By Reyhan Durmaz, author of Stories between Christianity and Islam: Saints, Memory, and Cultural Exchange in Late Antiquity and Beyond
We all tell stories to create meaning. A far-gone event in a distant time and place often works as a lens through which we remember the past, interpret the present, and envision the future. I remember the early days of the Covid-19 pandemic when many of us turned to the scriptures to understand our moment. The stories of catastrophes, punishment, repentance, and forgiveness in the Hebrew Bible, the New Testament, and the Qur’an were all suddenly a big part of our newly isolated lives. We compared and prophesized, remembering the stories of prophets and sinners of the past.
The scriptures were not the only source of stories to be called upon for help. Historical accounts of the black death and other past pestilence, as well as novelistic descriptions of imagined pandemics, added to our rich storyscape in the past three years. Albert Camus’ The Plague (1947), Dean Koontz’s The Eyes of Darkness (1981), and other works of fiction entered the bestseller lists in 2020. Our pandemic stories rest upon such a foundation of prior stories, with our understanding of the biblical, historical, and fictional blending into each other.
These are shared stories, yet we are often divided on how to interpret the stories of the past. Some see them as a source of apocalyptic prophecies of doom, others as a basis for hope and resilience. While the democratic nature and transformative power of storytelling are commonly acknowledged, clerics, scholars, politicians, journalists, and artists argue about the ways that shared stories of the past could or should be interpreted. “Don’t fear death, like martyrs did not,” preached some. “If the Apostles did not witness the Crucifixion and could still be holy, why can’t we protect our lives and still hope for salvation?” asked others.

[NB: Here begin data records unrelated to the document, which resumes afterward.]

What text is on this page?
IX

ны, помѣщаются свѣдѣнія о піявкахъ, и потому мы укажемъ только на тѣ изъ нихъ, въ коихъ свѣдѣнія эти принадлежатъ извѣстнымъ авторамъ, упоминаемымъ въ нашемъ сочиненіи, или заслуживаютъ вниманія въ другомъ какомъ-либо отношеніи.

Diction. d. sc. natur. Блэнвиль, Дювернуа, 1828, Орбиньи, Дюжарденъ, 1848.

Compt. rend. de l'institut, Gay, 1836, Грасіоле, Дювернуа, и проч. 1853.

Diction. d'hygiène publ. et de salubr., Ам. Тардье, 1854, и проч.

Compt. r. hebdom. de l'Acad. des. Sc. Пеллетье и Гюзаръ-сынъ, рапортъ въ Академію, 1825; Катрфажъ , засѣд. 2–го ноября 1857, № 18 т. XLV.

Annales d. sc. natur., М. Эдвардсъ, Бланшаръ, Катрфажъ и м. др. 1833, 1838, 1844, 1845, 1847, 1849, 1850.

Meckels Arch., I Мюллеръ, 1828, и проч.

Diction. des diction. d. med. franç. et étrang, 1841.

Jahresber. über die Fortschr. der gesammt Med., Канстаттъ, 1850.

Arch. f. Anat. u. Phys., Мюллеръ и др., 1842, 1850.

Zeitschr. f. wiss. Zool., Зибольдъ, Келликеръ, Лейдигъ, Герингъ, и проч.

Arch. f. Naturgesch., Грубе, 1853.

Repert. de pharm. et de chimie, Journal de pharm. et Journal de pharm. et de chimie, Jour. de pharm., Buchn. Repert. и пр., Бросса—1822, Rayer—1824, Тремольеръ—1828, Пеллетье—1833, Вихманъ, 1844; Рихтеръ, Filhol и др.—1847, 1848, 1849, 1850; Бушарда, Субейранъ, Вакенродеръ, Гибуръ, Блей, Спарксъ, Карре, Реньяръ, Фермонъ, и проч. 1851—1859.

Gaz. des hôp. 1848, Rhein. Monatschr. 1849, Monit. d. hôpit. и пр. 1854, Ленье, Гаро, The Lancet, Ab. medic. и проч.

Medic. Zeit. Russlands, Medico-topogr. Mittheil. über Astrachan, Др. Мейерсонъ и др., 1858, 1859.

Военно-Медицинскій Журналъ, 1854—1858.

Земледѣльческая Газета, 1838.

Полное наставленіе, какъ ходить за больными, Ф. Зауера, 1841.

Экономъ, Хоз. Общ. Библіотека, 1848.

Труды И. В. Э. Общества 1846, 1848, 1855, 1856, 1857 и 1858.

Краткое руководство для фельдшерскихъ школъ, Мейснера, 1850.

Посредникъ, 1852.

Our shared stories became our battlegrounds, dividing people into us and them.
All of this was on my mind while I wrote Stories between Christianity and Islam. As I witnessed the ways in which biblical and other stories were used to make meaning of the pandemic in various religious communities, I explored what it meant for Christian and Muslim communities in the Middle Ages to share stories of the divine past. I wondered, how and why were certain stories of saintly figures transmitted between Christianity and Islam?
The book starts with Late Antiquity, the period that connects the development of Christianity into an imperial religion to the emergence of Islam. In this time interval, parallel to the canonization processes of the Hebrew Bible and the New Testament, exegetical storytelling created what some scholars refer to as a scriptural universe. Stories of the divine past were expanded and interpreted in literary, material, and embodied ways and communicated to broad audiences who had no direct access to written texts. I reconstruct the narrators, audiences, and contexts of devotional storytelling (which I call hagiodiegesis, as an alternative to hagiography), since transmissions of stories between communities often took place through this oral-aural practice.
I then focus on Muhammad as a narrator and interpreter of stories and show how the Qur’an complemented the scriptural universe of Late Antiquity. It is thanks to Muhammad and numerous others, who had the skill to narrate, interpret, and debate about narratives, that stories of heroes and villains of the divine past were transmitted into and reshaped in the early Islamic community. The book then continues into the Middle Ages and analyzes the continued engagement between Christians and Muslims in the shared space of hagiographic storytelling.
In scholarly discussions about such transmissions of stories there are two prominent proposals. Some argue that most stories shared between Christianity and Islam are in fact created by drawing from a shared pool of tropes. And cultural encounter and exchange, the argument goes, is difficult to identify when there is this common pool of shared symbols and expressions in between. Others use source-critical methods to identify the specific texts that underlie the stories in Islamic literature. Tracing stories from point A to point B, while immensely useful in reconstructing the vectors of transmission, assesses texts in relation to their subtexts. My book sheds light on the broad grey zone between these two ends by bringing to the fore the agencies and creativity that shaped the transmissions of personas —rather than literary tropes or whole stories— between Christianity and Islam.
The well-known holy man Antony of Egypt, for example, appears in a 9th-century Islamic exposition on the fear of God. Antony is recognizable in this text as a 4th-century ascetic in dwelling in the Egyptian desert, but he is attributed a whole new story. The persona seems to have crossed the confessional boundary, but the story does not. In light of this and other examples, Stories between Christianity and Islam develops a frame for the various roles Christian saints’ stories played in Islamic literature, and the degrees to which they were “Islamized.” Each case study, in addition to showing the transformation of the saint, also shows the intricate ways in which Muslims continued to engage with Christian hagiography. This continued engagement indicates that transmissions of stories between Christianity and Islam were not products of one-time encounters but were conversations on a continuum of exchange and negotiation, remembrance and erasure.
Stories between Christianity and Islam covers a broad geographical and chronological span. With the stories analyzed in these pages, the authority of storytellers, canonical books, and institutions are destabilized vis-à-vis the participation of audiences, extra-canonical writings, and households in remembering the divine past. My hope is that the book brings exciting questions into this dynamic field of inquiry and adds nuance to the intertwined histories of Christianity and Islam.